There are three principal types of antidepressant medications: the tricyclic drugs, the monoamine oxidase inhibitors (MAOIs), and the selective serotonin re-uptake inhibitors (SSRIs). There are also three drugs that are chemically distinct from these types and each other:
Wellbutrin, Desyrel, and Effexor. Classes differ in their mechanisms of action and side effects. However, they all have several things in common. They are effective in reducing depressive symptoms in 60 to 80 percent of the persons who use them. They also take from a month to six weeks to produce their full effects, although there can be side effects and changes in mood can occur much sooner.
In this chapter, I'll discuss the different classes of drugs before taking a closer look at the issue of side effects.
The tricyclic drugs were the first antidepressant medications. They dominated the market for more than twenty years, and are still used today, though less frequently. They work by desensitizing a receptor in the neuron that absorbs the neurotransmitters norepinephrine and dopamine into the cells. This results in higher levels of these two chemicals in the synapse, and consequent improvements in mood.
The first one in this category was imipramine hydrochloride (Tofranil). More recent additions to this group include amitriptyline hydrochloride (Elavil, Limbitrol, Endep), desipramine hydrochloride (Norpramin), doxepin hydrochloride (Adapin, Sinequan), nortriptyline hydrochloride (Pamelor, Aventyl), and protriptyline hydrochloride (Vivactil).
A serious problem with the tricyclics is their level of side effects, particularly in patients over age sixty-five. They interfere with the body's control of blood pressure, which can lead to dizziness and even fainting spells. The drowsiness they produce makes it hazardous to drive. Some patients experience arrhythmias, or irregularities in heartbeat, as well. Additional side effects include sedation, dry mouth, blurred vision, confusion, weight gain, flulike symptoms, sweating, rashes, nausea, constipation or diarrhea, difficulty with urination, impotence or impaired erection in men, inhibited orgasm in women, nightmares, and anxiety.
Due to these effects, tricyclics are not usually prescribed, except when cost is a consideration, since they are considerably cheaper than the SSRIs.

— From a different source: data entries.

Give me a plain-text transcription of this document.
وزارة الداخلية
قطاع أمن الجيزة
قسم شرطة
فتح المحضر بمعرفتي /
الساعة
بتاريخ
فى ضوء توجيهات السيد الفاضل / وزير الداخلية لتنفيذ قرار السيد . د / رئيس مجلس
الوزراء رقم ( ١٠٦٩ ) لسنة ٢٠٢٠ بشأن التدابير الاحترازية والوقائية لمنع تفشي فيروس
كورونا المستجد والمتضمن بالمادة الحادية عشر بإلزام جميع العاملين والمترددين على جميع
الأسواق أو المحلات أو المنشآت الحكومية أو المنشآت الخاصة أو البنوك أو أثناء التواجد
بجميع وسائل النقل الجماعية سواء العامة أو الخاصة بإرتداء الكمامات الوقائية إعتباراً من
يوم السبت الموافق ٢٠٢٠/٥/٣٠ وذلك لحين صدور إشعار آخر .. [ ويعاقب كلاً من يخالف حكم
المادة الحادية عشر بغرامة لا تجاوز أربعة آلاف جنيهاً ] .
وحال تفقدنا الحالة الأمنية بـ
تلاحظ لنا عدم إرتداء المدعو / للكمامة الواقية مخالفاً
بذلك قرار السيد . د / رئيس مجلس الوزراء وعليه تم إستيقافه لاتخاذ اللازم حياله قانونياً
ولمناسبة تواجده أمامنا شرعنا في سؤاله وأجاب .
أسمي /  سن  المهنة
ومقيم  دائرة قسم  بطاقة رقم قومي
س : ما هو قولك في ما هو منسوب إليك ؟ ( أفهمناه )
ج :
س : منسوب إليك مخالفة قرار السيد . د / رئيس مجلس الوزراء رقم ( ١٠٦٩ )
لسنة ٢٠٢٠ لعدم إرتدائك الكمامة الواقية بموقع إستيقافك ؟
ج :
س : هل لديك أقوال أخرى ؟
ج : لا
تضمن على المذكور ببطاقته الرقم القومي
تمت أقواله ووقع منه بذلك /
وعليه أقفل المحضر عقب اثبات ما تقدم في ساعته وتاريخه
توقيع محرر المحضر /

Because the tricyclics are an older class of drug, their patents have already run out, and the generic brands are more competitively priced. Some doctors will prescribe either doxepin or desipramine to be taken at bedtime in order to counter the insomnia that often occurs with Prozac.
The Monoamine Oxidase Inhibitors
The monoamine oxidase inhibitors, or MAOIs, have a different mechanism of action than the other antidepressants. They work by reducing the quantity of the enzyme MAO within the synapse. The function of the enzyme is to help transport neurotransmitters, particularly norepinephrine, into the neurons. When MAO is inhibited, there is a greater supply of neurotransmitters in the synapse. This usually results in a reduction of depressive symptoms. The MAOIs seem to be particularly effective for atypical depression, in which depression is accompanied by oversleeping, overeating, and anxiety. This class of antidepressant includes phenelzine sulfate (Nardil) and tranylcypromine sulfate (Parnate).